De studie includeerd patiënten met metastatisch UTUC (n=8) of UCB (n=59), met FGFR3-veranderingen. De meerderheid van de patiënten (70,1%) had twee of meer eerdere lijnen behandeling gekregen. De patiënten kregen oraal infigratinib 125 mg eenmaal daags op de eerste 21 dagen van vier-weekse cycli, tot ziekteprogressie of niet-acceptabele toxiciteit optrad. Onder de UTUC patiënten waren er vier met respons (één complete respons) voor een ORR van 50%, en vier met stabiele ziekte, waardoor de disease control rate uitkwam op 100%. Onder de UCB-patiënten waren er dertien met partiële respons (ORR 22%) en tweeëntwintig met stabiele ziekte (DCR 59,3%). Celvrij DNA-analyse van bloedmonsters wees uit dat UTUC vergeleken met UCB hogere frequentie had van FGFR3-TACC3 fusies (12,5% versus 6,8%) en van FGFR3 R248C-mutaties (50% versus 11,9%) en een lagere frequentie had van FGFR3 S249C-mutaties (37,5% versus 59,3%).
De onderzoekers concluderen dat de verschillen in genomische kenmerken tussen UTUC en UCB onderstrepen dat deze ziekten onderscheiden biologie hebben, resulterend in verschillen in werkzaamheid van infigratinib voor metastatisch UTUC versus UCB met FGFR3-veranderingen.
1.Pal SK, Bajorin D, Dizman N et al.

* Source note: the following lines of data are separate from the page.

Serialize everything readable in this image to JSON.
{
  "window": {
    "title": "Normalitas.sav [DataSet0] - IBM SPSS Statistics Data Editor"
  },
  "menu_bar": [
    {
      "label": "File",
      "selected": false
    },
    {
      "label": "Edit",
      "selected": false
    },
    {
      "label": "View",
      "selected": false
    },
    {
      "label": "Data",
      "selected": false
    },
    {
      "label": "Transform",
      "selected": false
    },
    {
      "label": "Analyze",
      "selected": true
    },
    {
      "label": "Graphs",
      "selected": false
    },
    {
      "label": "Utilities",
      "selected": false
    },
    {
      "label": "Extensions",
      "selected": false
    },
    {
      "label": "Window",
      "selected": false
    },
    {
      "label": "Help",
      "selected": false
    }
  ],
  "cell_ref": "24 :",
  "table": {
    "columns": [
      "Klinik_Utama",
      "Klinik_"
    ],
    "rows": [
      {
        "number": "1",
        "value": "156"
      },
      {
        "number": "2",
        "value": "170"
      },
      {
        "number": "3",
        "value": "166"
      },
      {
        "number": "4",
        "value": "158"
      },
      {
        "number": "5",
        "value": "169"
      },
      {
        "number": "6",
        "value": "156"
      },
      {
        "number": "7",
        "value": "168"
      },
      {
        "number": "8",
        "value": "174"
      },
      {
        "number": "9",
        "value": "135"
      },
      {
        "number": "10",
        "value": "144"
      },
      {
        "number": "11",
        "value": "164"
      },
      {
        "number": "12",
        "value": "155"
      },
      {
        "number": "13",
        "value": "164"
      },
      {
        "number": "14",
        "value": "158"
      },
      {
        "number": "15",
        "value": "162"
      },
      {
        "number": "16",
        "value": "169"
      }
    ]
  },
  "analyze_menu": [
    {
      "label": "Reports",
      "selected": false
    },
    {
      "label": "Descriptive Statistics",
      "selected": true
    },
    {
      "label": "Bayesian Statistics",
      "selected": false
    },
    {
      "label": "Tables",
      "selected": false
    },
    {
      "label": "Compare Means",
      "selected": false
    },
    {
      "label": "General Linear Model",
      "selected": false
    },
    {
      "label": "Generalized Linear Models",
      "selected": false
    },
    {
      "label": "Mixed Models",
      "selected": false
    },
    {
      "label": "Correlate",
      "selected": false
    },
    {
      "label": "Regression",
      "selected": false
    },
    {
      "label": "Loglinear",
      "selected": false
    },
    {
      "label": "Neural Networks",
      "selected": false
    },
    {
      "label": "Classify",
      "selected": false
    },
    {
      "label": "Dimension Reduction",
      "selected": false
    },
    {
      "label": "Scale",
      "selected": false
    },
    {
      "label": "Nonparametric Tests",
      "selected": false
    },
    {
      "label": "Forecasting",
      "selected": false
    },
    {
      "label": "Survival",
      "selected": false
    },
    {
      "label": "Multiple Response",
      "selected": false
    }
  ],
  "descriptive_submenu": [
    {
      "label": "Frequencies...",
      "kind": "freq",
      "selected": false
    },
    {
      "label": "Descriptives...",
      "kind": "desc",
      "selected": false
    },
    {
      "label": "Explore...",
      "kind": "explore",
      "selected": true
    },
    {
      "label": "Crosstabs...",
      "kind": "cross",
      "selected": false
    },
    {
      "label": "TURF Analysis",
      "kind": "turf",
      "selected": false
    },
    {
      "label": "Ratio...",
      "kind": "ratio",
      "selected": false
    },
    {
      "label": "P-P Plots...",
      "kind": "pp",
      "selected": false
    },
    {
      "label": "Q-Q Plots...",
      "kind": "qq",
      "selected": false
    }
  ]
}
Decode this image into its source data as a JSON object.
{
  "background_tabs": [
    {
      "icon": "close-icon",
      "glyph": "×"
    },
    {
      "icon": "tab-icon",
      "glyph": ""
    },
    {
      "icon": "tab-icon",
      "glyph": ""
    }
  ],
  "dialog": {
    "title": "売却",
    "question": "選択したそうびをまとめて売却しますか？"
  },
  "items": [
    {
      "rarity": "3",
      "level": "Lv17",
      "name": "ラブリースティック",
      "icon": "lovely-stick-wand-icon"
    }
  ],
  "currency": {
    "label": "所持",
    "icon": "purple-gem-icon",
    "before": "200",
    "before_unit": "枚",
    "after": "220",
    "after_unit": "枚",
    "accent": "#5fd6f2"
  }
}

Infigratinib in upper tract urothelial carcinoma versus urothelial carcinoma of the bladder and its asociation with comprehensive genomic profiling and/or cell-free DNA results. Cancer 2020; epub ahead of print
Summary: A multicenter study in the USA found differences in the genomic profile between upper tract urothelial carcinomas and urothelial carcinomas of the bladder, resulting in different effectivity of infigratinib (disease control rate 100% in UTUC versus 59.3% in UCB).